|
|
|
|
Blue Plaque 6 - The Mangle House
This plaque commemorates the use, at this house in the late 19th and early 20th Centuries, of a box mangle, and the house still bears that name. The house, which stands below Park House orchard and opposite Andrew Close entrance, was previously a much smaller dwelling but nonetheless at one time housed a huge mangle. The house was, for some time occupied by an old couple by the names of Sarah and Willoughby Privey, she dying in 1888.

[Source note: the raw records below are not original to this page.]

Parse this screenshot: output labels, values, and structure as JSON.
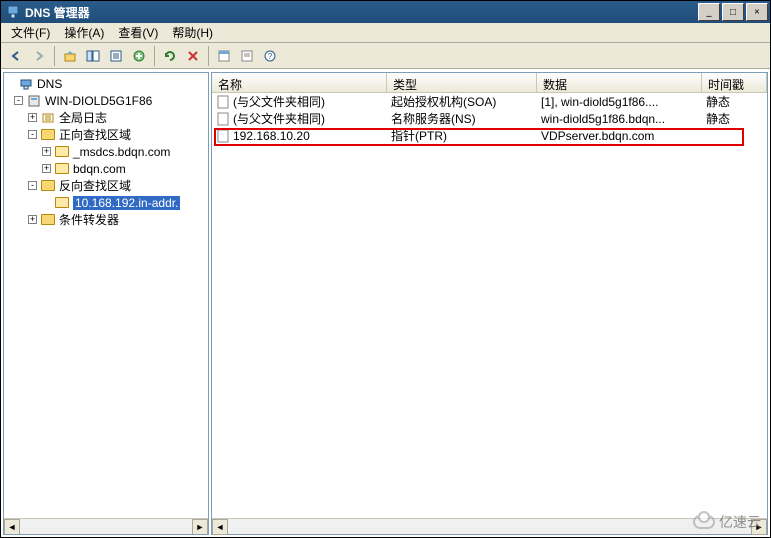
{
  "window": {
    "title": "DNS 管理器",
    "buttons": {
      "min": "_",
      "max": "□",
      "close": "×"
    }
  },
  "menu": {
    "file": "文件(F)",
    "action": "操作(A)",
    "view": "查看(V)",
    "help": "帮助(H)"
  },
  "toolbar_icons": [
    "back",
    "forward",
    "up",
    "show-hide",
    "export",
    "add",
    "refresh",
    "stop",
    "properties",
    "filter",
    "help"
  ],
  "tree": {
    "root": "DNS",
    "server": "WIN-DIOLD5G1F86",
    "global_log": "全局日志",
    "fwd_zone": "正向查找区域",
    "fwd_children": [
      "_msdcs.bdqn.com",
      "bdqn.com"
    ],
    "rev_zone": "反向查找区域",
    "rev_child": "10.168.192.in-addr.",
    "cond_fwd": "条件转发器"
  },
  "columns": {
    "name": "名称",
    "type": "类型",
    "data": "数据",
    "timestamp": "时间戳"
  },
  "records": [
    {
      "name": "(与父文件夹相同)",
      "type": "起始授权机构(SOA)",
      "data": "[1], win-diold5g1f86....",
      "timestamp": "静态"
    },
    {
      "name": "(与父文件夹相同)",
      "type": "名称服务器(NS)",
      "data": "win-diold5g1f86.bdqn...",
      "timestamp": "静态"
    },
    {
      "name": "192.168.10.20",
      "type": "指针(PTR)",
      "data": "VDPserver.bdqn.com",
      "timestamp": ""
    }
  ],
  "colors": {
    "titlebar": "#2b5b8b",
    "select": "#316ac5",
    "highlight": "#e00000"
  },
  "watermark": "亿速云"
}
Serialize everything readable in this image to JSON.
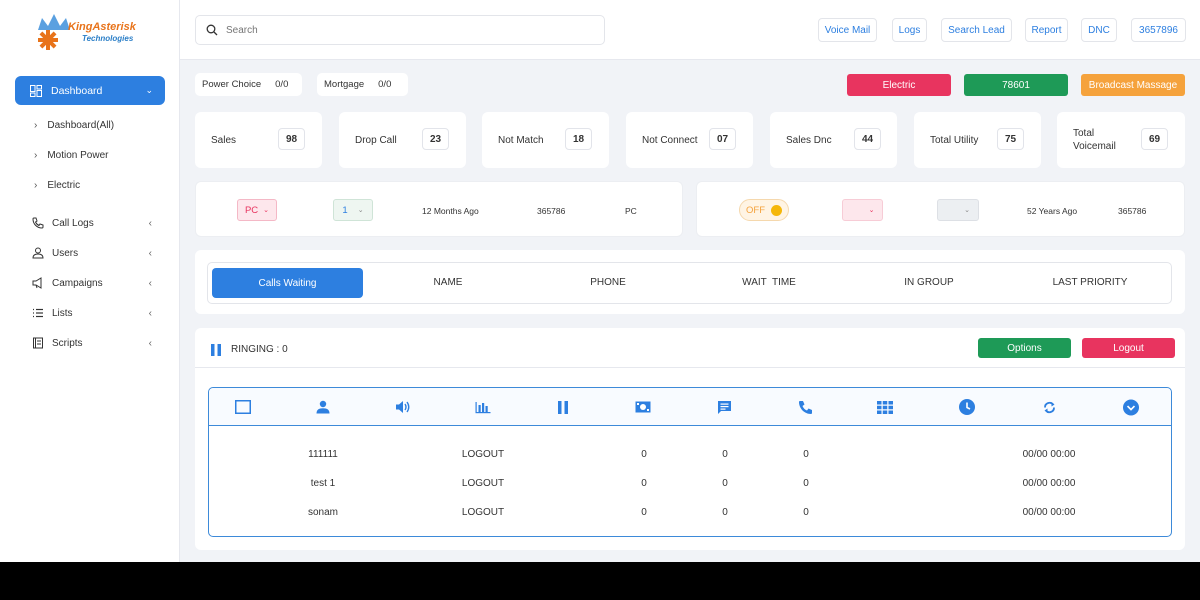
{
  "brand": {
    "name": "KingAsterisk",
    "sub": "Technologies"
  },
  "sidebar": {
    "active": {
      "label": "Dashboard"
    },
    "sub_items": [
      {
        "label": "Dashboard(All)"
      },
      {
        "label": "Motion Power"
      },
      {
        "label": "Electric"
      }
    ],
    "items": [
      {
        "label": "Call Logs",
        "icon": "phone-icon"
      },
      {
        "label": "Users",
        "icon": "user-icon"
      },
      {
        "label": "Campaigns",
        "icon": "megaphone-icon"
      },
      {
        "label": "Lists",
        "icon": "list-icon"
      },
      {
        "label": "Scripts",
        "icon": "script-icon"
      }
    ]
  },
  "topbar": {
    "search_placeholder": "Search",
    "buttons": [
      {
        "label": "Voice Mail"
      },
      {
        "label": "Logs"
      },
      {
        "label": "Search Lead"
      },
      {
        "label": "Report"
      },
      {
        "label": "DNC"
      },
      {
        "label": "3657896"
      }
    ]
  },
  "queues": [
    {
      "label": "Power Choice",
      "count": "0/0"
    },
    {
      "label": "Mortgage",
      "count": "0/0"
    }
  ],
  "campaign_buttons": {
    "electric": "Electric",
    "number": "78601",
    "broadcast": "Broadcast Massage"
  },
  "stats": [
    {
      "label": "Sales",
      "value": "98"
    },
    {
      "label": "Drop Call",
      "value": "23"
    },
    {
      "label": "Not Match",
      "value": "18"
    },
    {
      "label": "Not Connect",
      "value": "07"
    },
    {
      "label": "Sales Dnc",
      "value": "44"
    },
    {
      "label": "Total Utility",
      "value": "75"
    },
    {
      "label": "Total\nVoicemail",
      "value": "69"
    }
  ],
  "panel_left": {
    "pc_select": "PC",
    "num_select": "1",
    "time": "12 Months Ago",
    "number": "365786",
    "tag": "PC"
  },
  "panel_right": {
    "toggle": "OFF",
    "time": "52 Years Ago",
    "number": "365786"
  },
  "queue_header": {
    "tab": "Calls Waiting",
    "columns": [
      "NAME",
      "PHONE",
      "WAIT  TIME",
      "IN GROUP",
      "LAST PRIORITY"
    ]
  },
  "agents": {
    "ringing": "RINGING : 0",
    "options_label": "Options",
    "logout_label": "Logout",
    "icons": [
      "checkbox-icon",
      "user-icon",
      "speaker-icon",
      "bar-chart-icon",
      "pause-icon",
      "money-icon",
      "chat-icon",
      "phone-icon",
      "dialpad-icon",
      "clock-icon",
      "refresh-icon",
      "chevron-down-icon"
    ],
    "rows": [
      {
        "id": "111111",
        "status": "LOGOUT",
        "a": "0",
        "b": "0",
        "c": "0",
        "time": "00/00 00:00"
      },
      {
        "id": "test 1",
        "status": "LOGOUT",
        "a": "0",
        "b": "0",
        "c": "0",
        "time": "00/00 00:00"
      },
      {
        "id": "sonam",
        "status": "LOGOUT",
        "a": "0",
        "b": "0",
        "c": "0",
        "time": "00/00 00:00"
      }
    ]
  },
  "colors": {
    "primary": "#2d7fe0",
    "danger": "#e8345f",
    "success": "#1e9a57",
    "warning": "#f5a23c"
  }
}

The box mangle was invented in the 1 8th Century. This type of mangle seems not to have been for squeezing water from freshly washed clothes or linen but for polishing dry or damp dry laundry. The person using the machine folded the smaller items of clothing inside larger ones such as sheets and tablecloths. These items were then all wound round a large wooden roller and two of these were put into the bottom of the mangle. Over the rollers was a wooden box heavily weighted with as many stones as it could hold. A large handle operating on other gear wheels enabled the operator to move the box to and fro and the weight of the stone laden box smoothed and polished the clothes. The operator, meanwhile was preparing other rollers of laundry for loading. Box mangles were very efficient. The large items, it seems, needed no further ironing and the small ones only final pressing. Street and village laundries thus found them very useful. Box mangles remained in use well into the twentieth century. Indeed, the writer's copy of the Army and Navy Stores Mail Order Catalogue of 1907 shows that the seven foot model could be purchased for the cost then of 259/- (£12.95p now). The length of the room required to accommodate the machine when in use was stated as twelve feet four inches. The Stoke Golding mangle was in use well into this century and until a few years ago it was, the writer is informed, in pieces in a local farmer's barn, from where it was removed to Stowmarket museum. Examples of the box mangle can be seen locally in the Oakham County Museum. It is not known as this time whether or not it is proposed to restore and display the old Stoke Golding Box Mangle. Let us hope it is not lost for ever.